Project Director, Kim Kelly, says it was a deliberate decision to make sure the Framework reflects the concerns, issues and ideas of those within the different communities.
“Doing that has meant a lot of engagement with key parties – we need to hear the voices of those with an interest in the future development of our region.”
Engaging with partners and industry
Since November last year (2019) the Framework team has been engaging with mayors and councillors, local and regional councils and central government with input from the region’s iwi.
“We’ve been working hard to engage with mana whenua and develop a kaupapa for the Framework. Mana whenua have been involved in the steering group meetings, have contributed in health and education workshops, and will continue to be involved throughout the project. This Framework is an important opportunity for regional spatial planning to incorporate Te Ao Māori and to build upon our existing partnerships. Ongoing consultation and participation will ensure the aspirations of iwi and hapū are taken into account through the spatial plan.”
Ms Kelly says stakeholder workshops held in early January (2020) looked at and further developed scenarios to do with the natural environment and climate change, having a vibrant economy and transitioning faster to zero carbon and social equity.
“Technical workshops held on housing and education, three waters networks (water, stormwater, wastewater), business and economy all fed into these scenarios.”
Additional workshops were held with interest groups and industry organisations representing different sectors of our population, including those from farming, business, education, health and urban development sectors.
“It was at these workshops that we started to talk about different housing development types.”

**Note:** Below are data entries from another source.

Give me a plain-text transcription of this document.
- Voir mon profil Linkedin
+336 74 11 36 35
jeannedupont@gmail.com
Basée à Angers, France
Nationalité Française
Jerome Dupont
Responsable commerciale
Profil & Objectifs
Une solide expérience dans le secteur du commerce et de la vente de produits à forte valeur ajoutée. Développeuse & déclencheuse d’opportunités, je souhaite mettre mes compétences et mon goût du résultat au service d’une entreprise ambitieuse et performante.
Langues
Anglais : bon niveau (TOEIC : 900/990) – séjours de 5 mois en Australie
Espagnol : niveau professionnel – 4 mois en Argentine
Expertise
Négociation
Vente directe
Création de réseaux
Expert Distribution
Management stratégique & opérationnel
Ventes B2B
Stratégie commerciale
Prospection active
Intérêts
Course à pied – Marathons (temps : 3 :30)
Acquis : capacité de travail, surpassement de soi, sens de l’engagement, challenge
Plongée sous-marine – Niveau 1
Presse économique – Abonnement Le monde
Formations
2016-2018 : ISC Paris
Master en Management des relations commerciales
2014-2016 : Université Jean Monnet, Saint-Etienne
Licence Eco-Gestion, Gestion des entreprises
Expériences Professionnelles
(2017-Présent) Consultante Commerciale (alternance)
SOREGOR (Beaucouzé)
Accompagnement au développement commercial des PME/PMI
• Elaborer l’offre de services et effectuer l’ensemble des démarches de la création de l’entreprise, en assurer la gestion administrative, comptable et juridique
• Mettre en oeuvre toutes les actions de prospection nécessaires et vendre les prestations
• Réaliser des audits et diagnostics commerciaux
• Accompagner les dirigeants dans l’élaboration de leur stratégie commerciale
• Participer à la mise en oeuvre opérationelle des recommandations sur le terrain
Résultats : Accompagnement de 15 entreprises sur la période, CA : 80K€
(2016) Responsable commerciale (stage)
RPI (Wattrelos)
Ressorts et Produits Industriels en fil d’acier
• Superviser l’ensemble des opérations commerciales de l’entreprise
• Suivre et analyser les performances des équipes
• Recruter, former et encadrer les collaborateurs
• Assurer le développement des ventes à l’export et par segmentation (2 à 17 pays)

Ms Kelly says a regional workshop was held in late February for all the councils where the region’s councillors and mayors were invited to one joint working session. Having all the councillors from across the region together to focus on this work was one of a few times this has occurred for any project. They were keen for another similar event to occur later in the project.
“We were teasing out where future development could be and what key projects would be needed to implement those. It was really good to see the general consistency of views from different councillors across the region.”
“We’ve taken on board the feedback from all the workshops and we’re now working on the next phase of the project which is development and then selection of the different urban form options and infrastructure we need to develop to meet future growth needs.”
Ms Kelly says the Framework team is assessing the options and working towards identifying a preferred urban form option and preferred programme of activities.
“As part of this work we need to scope the infrastructure required to support this development. For instance, roads, water, stormwater and wastewater, and access to social services.”
The Framework will then be taken out to interested parties and to the community for comment, says Ms Kelly. This is likely to occur in the second half of 2020.